Attention, un peintre peut en cacher un autre, beaucoup plus grand pourtant !
Les gens du Nord ont dans le cœur le soleil qu’ils n’ont pas dehors chantait naguère le sirupeux mais attachant Enrico Massias. La chose est vraie en peinture notamment. Les peintres scandinaves sont réputés pour aller chercher la lumière et la fixer intensément dans la couleur, créant des tableaux vifs et précis qui s’impriment aisément dans le regard et flattent le goût pour le pittoresque et le spectaculaire.
Ce sont précisément les caractéristiques de l’œuvre d’Albert Edelfelt, qui vécut presque aussi longtemps à Paris que dans sa Finlande natale. C’est dans notre ville prodigieuse qu’il acquit dans l’atelier de Bastien-Lepage et l’amitié de Dagnan-Bouveret ce goût et cette technique du trait net. On aimait alors la peinture d’histoire ou de genre, mêlant parfois naturalisme et retour à un passé fantasmé. Aujourd’hui le Petit Palais lui rend un intéressant hommage.
Pourtant, autant être honnête, Edelfelt a avec un brio technique certain illustré ces genres. Mais il n’a jamais été au-delà, n’a pu s’affranchir d’une sorte de bienséance picturale. Il tâta quelques temps de l’impressionnisme mais les rares toiles qui s’engagèrent sur cette voie sont un peu trop sages et convenues elles-aussi. Nul n’est prophète en son pays semble-t-il. Mais la prophétie n’est pas toujours plus simple à l’étranger.
Pour illustrer cette forme d’autocensure nous entrerons dans un débat qui agita en 1886 la scène artistique parisienne comme on dit ridiculement aujourd’hui.
Le grand homme de sciences de l’époque en France était Louis Pasteur. Immensément célèbre et admiré, plusieurs peintres entreprirent de tirer son portrait.
Edelfelt le fit avec un éclatant succès, le montrant dans son atelier, concentré à observer ses cornues pour terrasser de ses vaccins les plus terribles maladies. Ce tableau fut encensé comme la meilleure effigie de Pasteur précisément parce qu’il le montrait au travail, au naturel, sans componction ni solennité. Edelfelt y gagna la légion d’honneur et put, par la suite, fort de sa notoriété, s’engager dans un combat plus politique, celui de la lutte des Finlandais contre l’impérialisme russe.
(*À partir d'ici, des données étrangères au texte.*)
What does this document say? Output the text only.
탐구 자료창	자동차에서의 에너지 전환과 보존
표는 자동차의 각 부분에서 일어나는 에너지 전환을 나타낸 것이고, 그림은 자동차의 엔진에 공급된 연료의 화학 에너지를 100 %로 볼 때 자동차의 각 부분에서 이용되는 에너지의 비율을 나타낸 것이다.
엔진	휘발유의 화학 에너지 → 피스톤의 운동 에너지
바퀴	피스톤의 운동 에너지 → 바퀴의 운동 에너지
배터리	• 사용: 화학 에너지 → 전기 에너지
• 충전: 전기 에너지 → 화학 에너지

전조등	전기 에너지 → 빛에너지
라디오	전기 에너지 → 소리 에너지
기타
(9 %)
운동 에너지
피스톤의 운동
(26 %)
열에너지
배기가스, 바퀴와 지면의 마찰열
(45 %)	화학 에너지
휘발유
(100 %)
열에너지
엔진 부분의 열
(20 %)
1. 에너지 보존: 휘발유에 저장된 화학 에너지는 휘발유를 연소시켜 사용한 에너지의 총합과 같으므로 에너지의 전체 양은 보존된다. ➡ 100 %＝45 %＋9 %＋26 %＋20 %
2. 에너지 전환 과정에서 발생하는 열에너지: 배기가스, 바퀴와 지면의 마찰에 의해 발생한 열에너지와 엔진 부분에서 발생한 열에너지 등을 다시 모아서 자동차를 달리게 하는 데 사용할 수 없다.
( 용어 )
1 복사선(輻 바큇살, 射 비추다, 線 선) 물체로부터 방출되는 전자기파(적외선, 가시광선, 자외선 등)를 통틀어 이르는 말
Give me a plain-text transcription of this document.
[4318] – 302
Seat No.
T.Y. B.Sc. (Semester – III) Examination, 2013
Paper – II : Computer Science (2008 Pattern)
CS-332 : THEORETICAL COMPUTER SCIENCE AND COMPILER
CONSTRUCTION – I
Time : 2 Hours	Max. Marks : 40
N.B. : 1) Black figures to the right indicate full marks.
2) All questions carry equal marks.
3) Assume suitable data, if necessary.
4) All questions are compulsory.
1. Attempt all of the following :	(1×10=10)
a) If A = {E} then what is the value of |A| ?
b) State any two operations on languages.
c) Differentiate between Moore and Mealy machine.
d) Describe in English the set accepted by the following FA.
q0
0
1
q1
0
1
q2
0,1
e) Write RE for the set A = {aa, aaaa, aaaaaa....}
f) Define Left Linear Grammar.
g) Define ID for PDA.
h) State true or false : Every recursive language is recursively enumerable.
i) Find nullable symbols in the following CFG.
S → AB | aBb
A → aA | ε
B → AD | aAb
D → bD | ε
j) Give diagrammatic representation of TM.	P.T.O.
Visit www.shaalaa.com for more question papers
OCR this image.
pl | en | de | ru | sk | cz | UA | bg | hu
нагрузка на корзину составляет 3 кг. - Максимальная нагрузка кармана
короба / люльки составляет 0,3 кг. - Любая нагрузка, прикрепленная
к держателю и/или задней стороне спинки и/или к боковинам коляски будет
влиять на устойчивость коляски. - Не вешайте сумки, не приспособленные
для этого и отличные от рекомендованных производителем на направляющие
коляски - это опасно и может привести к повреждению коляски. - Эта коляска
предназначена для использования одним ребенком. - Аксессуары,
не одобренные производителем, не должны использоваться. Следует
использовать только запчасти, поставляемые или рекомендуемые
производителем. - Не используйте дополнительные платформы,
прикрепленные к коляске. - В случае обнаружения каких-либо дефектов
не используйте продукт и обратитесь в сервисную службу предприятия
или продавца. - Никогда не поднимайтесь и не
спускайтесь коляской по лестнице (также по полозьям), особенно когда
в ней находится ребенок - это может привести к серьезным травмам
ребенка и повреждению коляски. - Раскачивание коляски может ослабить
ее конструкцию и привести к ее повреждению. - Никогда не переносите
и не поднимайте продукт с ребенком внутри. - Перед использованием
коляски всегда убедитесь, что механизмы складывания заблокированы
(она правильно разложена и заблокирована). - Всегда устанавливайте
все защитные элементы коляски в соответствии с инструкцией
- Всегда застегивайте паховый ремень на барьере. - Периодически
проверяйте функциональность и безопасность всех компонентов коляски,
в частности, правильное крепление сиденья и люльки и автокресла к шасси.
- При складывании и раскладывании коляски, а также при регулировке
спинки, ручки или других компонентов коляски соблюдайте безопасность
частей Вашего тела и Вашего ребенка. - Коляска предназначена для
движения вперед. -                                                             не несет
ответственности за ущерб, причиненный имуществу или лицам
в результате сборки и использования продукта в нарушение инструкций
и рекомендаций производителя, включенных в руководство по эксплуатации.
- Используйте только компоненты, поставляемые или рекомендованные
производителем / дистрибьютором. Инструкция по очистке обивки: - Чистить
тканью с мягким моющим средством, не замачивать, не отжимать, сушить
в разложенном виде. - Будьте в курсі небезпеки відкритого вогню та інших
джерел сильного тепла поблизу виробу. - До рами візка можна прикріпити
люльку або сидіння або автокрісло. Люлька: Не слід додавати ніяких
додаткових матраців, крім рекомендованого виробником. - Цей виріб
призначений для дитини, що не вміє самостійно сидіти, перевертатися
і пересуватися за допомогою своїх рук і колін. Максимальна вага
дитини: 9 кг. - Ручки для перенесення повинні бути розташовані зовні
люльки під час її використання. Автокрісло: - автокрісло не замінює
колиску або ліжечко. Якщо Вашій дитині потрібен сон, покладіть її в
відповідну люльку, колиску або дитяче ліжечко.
On croirait à un sujet d’actualité.
Au même moment le vieux maître Léon Bonnat produisit un tableau jugé beaucoup plus, beaucoup trop classique, un peu sombre, avec juste, comme pour le déglacer, la petite-fille du savant à ses côtés, enfant que Pasteur lui-même avait choisie justement pour humaniser ce qu’il pressentait trop solennel. Pasteur se méfiait de sa célébrité dont il discernait le cousinage avec la minéralisation de son personnage voire la vanité. Bref c’était un vrai grand et modeste homme.
Hé bien nous tournerons le dos au jugement de l’époque. Le portrait d’Edelfelt est documentaire. Celui de Bonnat est une magnifique illustration d’un homme parvenu au sommet de l’échelle sociale et intellectuelle de son époque, le regard porté et perdu dans l’horizon des doutes. Et le contrepoint sauvage et rebelle de l’enfant à ses côtés illustre parfaitement les forces et les faiblesses de ces deux âges de la vie, la fougue et la distance que nous devons tous espérer concilier un jour. Ce travail psychologique exceptionnel est magnifiquement porté par un délicat usage des gris, noirs et blancs. Simplement, le tableau aujourd’hui exilé à l’Institut Pasteur mériterait une restauration et une célébration à Orsay.
Il est peu recommandable de finir la critique d’une œuvre par la louange d’une autre. Mais si l’exposition du Petit Palais avait le mérite de nous faire ressentir la nécessité d’une rétrospective Bonnat à Paris ce serait déjà une très bonne chose.